Late Tang dynasty Taoist and man of letters

Wu Renbi (died 901, courtesy name Tingbao) was a late Tang dynasty Taoist and man of letters. An eccentric man, Wu was eventually killed by the warlord Qian Liu for refusing to write the eulogy for Qian's mother Lady Shuiqiu. Eleven of his poems survived in the collection Quan Tangshi.

==Biography==
Wu Renbi was originally from Sū Prefecture. He studied astrology and occult Taoism during his youth. At some point he allegedly studied after a Taoist master in Mount Lu for a few years.

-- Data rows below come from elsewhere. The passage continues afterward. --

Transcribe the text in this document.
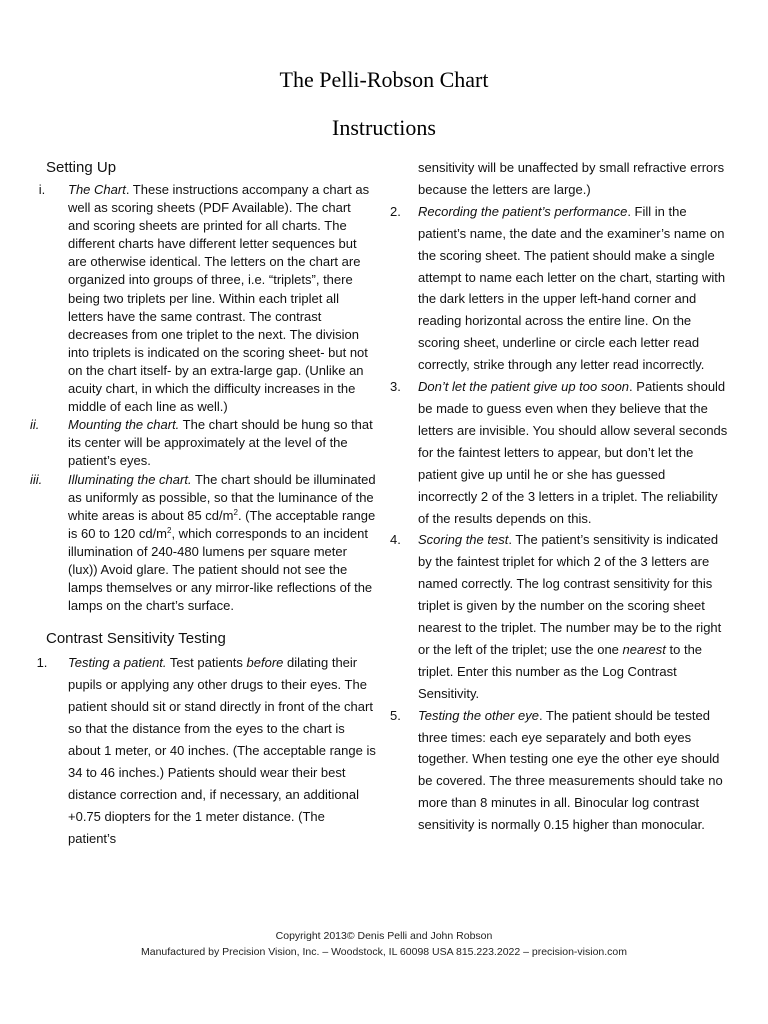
The Pelli-Robson Chart
Instructions
Setting Up
i.	The Chart. These instructions accompany a chart as well as scoring sheets (PDF Available). The chart and scoring sheets are printed for all charts. The different charts have different letter sequences but are otherwise identical. The letters on the chart are organized into groups of three, i.e. “triplets”, there being two triplets per line. Within each triplet all letters have the same contrast. The contrast decreases from one triplet to the next. The division into triplets is indicated on the scoring sheet- but not on the chart itself- by an extra-large gap. (Unlike an acuity chart, in which the difficulty increases in the middle of each line as well.)
ii.	Mounting the chart. The chart should be hung so that its center will be approximately at the level of the patient’s eyes.
iii.	Illuminating the chart. The chart should be illuminated as uniformly as possible, so that the luminance of the white areas is about 85 $cd/m^2$. (The acceptable range is 60 to 120 $cd/m^2$, which corresponds to an incident illumination of 240-480 lumens per square meter (lux)) Avoid glare. The patient should not see the lamps themselves or any mirror-like reflections of the lamps on the chart’s surface.
Contrast Sensitivity Testing
1.	Testing a patient. Test patients before dilating their pupils or applying any other drugs to their eyes. The patient should sit or stand directly in front of the chart so that the distance from the eyes to the chart is about 1 meter, or 40 inches. (The acceptable range is 34 to 46 inches.) Patients should wear their best distance correction and, if necessary, an additional +0.75 diopters for the 1 meter distance. (The patient’s
sensitivity will be unaffected by small refractive errors because the letters are large.)
2.	Recording the patient’s performance. Fill in the patient’s name, the date and the examiner’s name on the scoring sheet. The patient should make a single attempt to name each letter on the chart, starting with the dark letters in the upper left-hand corner and reading horizontal across the entire line. On the scoring sheet, underline or circle each letter read correctly, strike through any letter read incorrectly.
3.	Don’t let the patient give up too soon. Patients should be made to guess even when they believe that the letters are invisible. You should allow several seconds for the faintest letters to appear, but don’t let the patient give up until he or she has guessed incorrectly 2 of the 3 letters in a triplet. The reliability of the results depends on this.
4.	Scoring the test. The patient’s sensitivity is indicated by the faintest triplet for which 2 of the 3 letters are named correctly. The log contrast sensitivity for this triplet is given by the number on the scoring sheet nearest to the triplet. The number may be to the right or the left of the triplet; use the one nearest to the triplet. Enter this number as the Log Contrast Sensitivity.
5.	Testing the other eye. The patient should be tested three times: each eye separately and both eyes together. When testing one eye the other eye should be covered. The three measurements should take no more than 8 minutes in all. Binocular log contrast sensitivity is normally 0.15 higher than monocular.
Copyright 2013© Denis Pelli and John Robson
Manufactured by Precision Vision, Inc. – Woodstock, IL 60098 USA 815.223.2022 – precision-vision.com
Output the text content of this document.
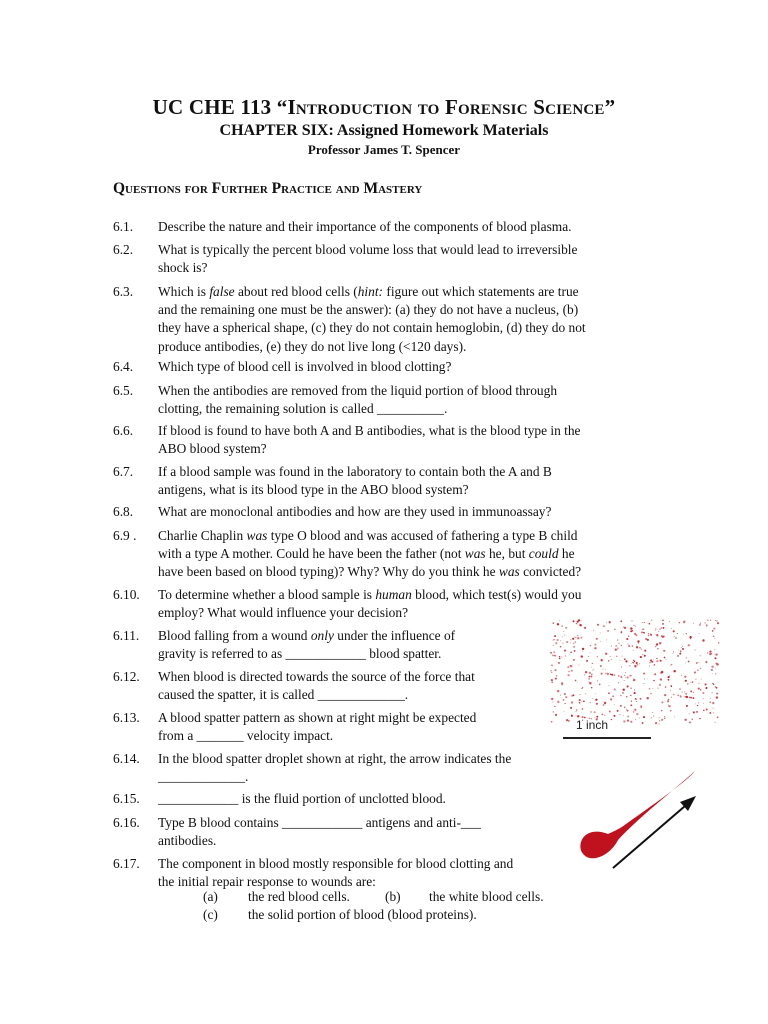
UC CHE 113 “Introduction to Forensic Science”
CHAPTER SIX: Assigned Homework Materials
Professor James T. Spencer
Questions for Further Practice and Mastery
6.1.	Describe the nature and their importance of the components of blood plasma.
6.2.	What is typically the percent blood volume loss that would lead to irreversible
shock is?
6.3.	Which is false about red blood cells (hint: figure out which statements are true
and the remaining one must be the answer): (a) they do not have a nucleus, (b)
they have a spherical shape, (c) they do not contain hemoglobin, (d) they do not
produce antibodies, (e) they do not live long (<120 days).
6.4.	Which type of blood cell is involved in blood clotting?
6.5.	When the antibodies are removed from the liquid portion of blood through
clotting, the remaining solution is called __________.
6.6.	If blood is found to have both A and B antibodies, what is the blood type in the
ABO blood system?
6.7.	If a blood sample was found in the laboratory to contain both the A and B
antigens, what is its blood type in the ABO blood system?
6.8.	What are monoclonal antibodies and how are they used in immunoassay?
6.9 .	Charlie Chaplin was type O blood and was accused of fathering a type B child
with a type A mother. Could he have been the father (not was he, but could he
have been based on blood typing)? Why? Why do you think he was convicted?
6.10.	To determine whether a blood sample is human blood, which test(s) would you
employ? What would influence your decision?
6.11.	Blood falling from a wound only under the influence of
gravity is referred to as ____________ blood spatter.
6.12.	When blood is directed towards the source of the force that
caused the spatter, it is called _____________.
6.13.	A blood spatter pattern as shown at right might be expected
from a _______ velocity impact.
6.14.	In the blood spatter droplet shown at right, the arrow indicates the
_____________.
6.15.	____________ is the fluid portion of unclotted blood.
6.16.	Type B blood contains ____________ antigens and anti-___
antibodies.
6.17.	The component in blood mostly responsible for blood clotting and
the initial repair response to wounds are:
(a) the red blood cells.	(b) the white blood cells.
(c) the solid portion of blood (blood proteins).
1 inch
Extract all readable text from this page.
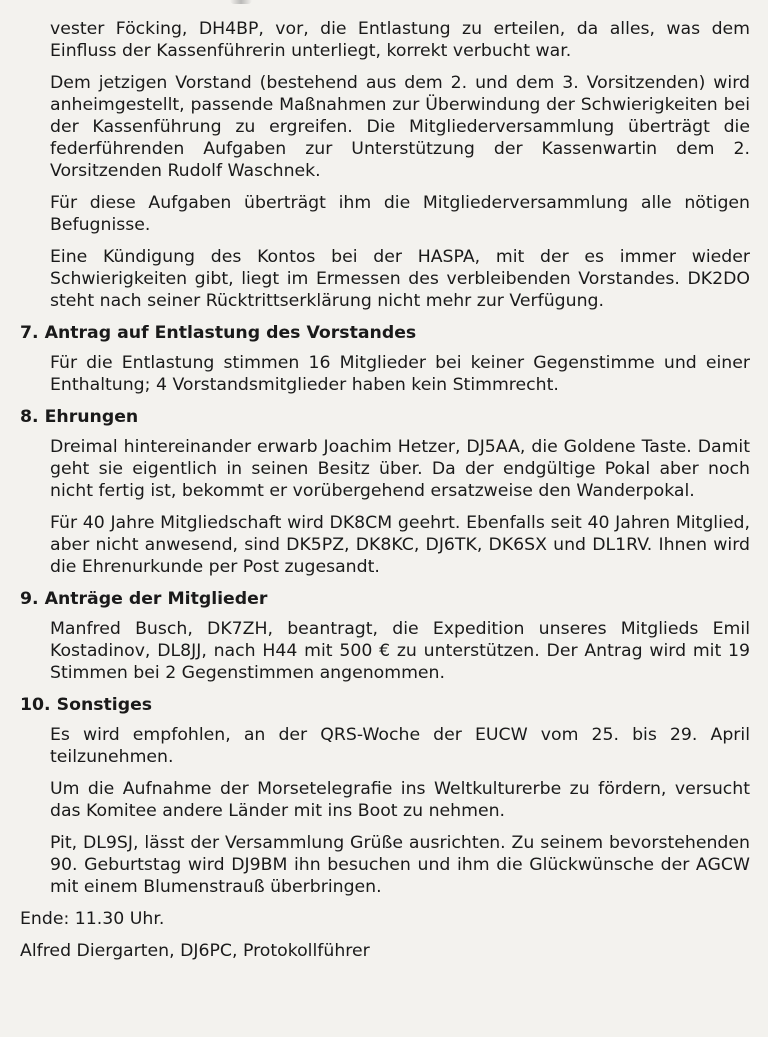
vester Föcking, DH4BP, vor, die Entlastung zu erteilen, da alles, was dem Einfluss der Kassenführerin unterliegt, korrekt verbucht war.

Dem jetzigen Vorstand (bestehend aus dem 2. und dem 3. Vorsitzenden) wird anheimgestellt, passende Maßnahmen zur Überwindung der Schwierigkeiten bei der Kassenführung zu ergreifen. Die Mitgliederversammlung überträgt die federführenden Aufgaben zur Unterstützung der Kassenwartin dem 2. Vorsitzenden Rudolf Waschnek.

Für diese Aufgaben überträgt ihm die Mitgliederversammlung alle nötigen Befugnisse.

Eine Kündigung des Kontos bei der HASPA, mit der es immer wieder Schwierigkeiten gibt, liegt im Ermessen des verbleibenden Vorstandes. DK2DO steht nach seiner Rücktrittserklärung nicht mehr zur Verfügung.

7. Antrag auf Entlastung des Vorstandes

Für die Entlastung stimmen 16 Mitglieder bei keiner Gegenstimme und einer Enthaltung; 4 Vorstandsmitglieder haben kein Stimmrecht.

8. Ehrungen

Dreimal hintereinander erwarb Joachim Hetzer, DJ5AA, die Goldene Taste. Damit geht sie eigentlich in seinen Besitz über. Da der endgültige Pokal aber noch nicht fertig ist, bekommt er vorübergehend ersatzweise den Wanderpokal.

Für 40 Jahre Mitgliedschaft wird DK8CM geehrt. Ebenfalls seit 40 Jahren Mitglied, aber nicht anwesend, sind DK5PZ, DK8KC, DJ6TK, DK6SX und DL1RV. Ihnen wird die Ehrenurkunde per Post zugesandt.

9. Anträge der Mitglieder

Manfred Busch, DK7ZH, beantragt, die Expedition unseres Mitglieds Emil Kostadinov, DL8JJ, nach H44 mit 500 € zu unterstützen. Der Antrag wird mit 19 Stimmen bei 2 Gegenstimmen angenommen.

10. Sonstiges

Es wird empfohlen, an der QRS-Woche der EUCW vom 25. bis 29. April teilzunehmen.

Um die Aufnahme der Morsetelegrafie ins Weltkulturerbe zu fördern, versucht das Komitee andere Länder mit ins Boot zu nehmen.

Pit, DL9SJ, lässt der Versammlung Grüße ausrichten. Zu seinem bevorstehenden 90. Geburtstag wird DJ9BM ihn besuchen und ihm die Glückwünsche der AGCW mit einem Blumenstrauß überbringen.

Ende: 11.30 Uhr.

Alfred Diergarten, DJ6PC, Protokollführer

In 890, he passed the imperial examination with honors, but given the volatile political situation, with warlords overrunning the nation, he decided to enter the relatively stable territory of warlord Qian Liu in modern Zhejiang. With no money, he begged on the street, and soon Qian Liu heard of his fame and politely sought his service. Qian first asked Wu to interpret astrological signs; Wu said he did not know. Qian then asked Wu to serve in his retinue, and Wu refused again. In late 901, Qian Liu's mother Lady Shuiqiu died. After the funeral service, Qian asked Wu to write the eulogy to be inscribed on her tomb stele. Wu's denial this time incensed a grieving Qian Liu, who immediately ordered Wu Renbi to be thrown into the river and drowned.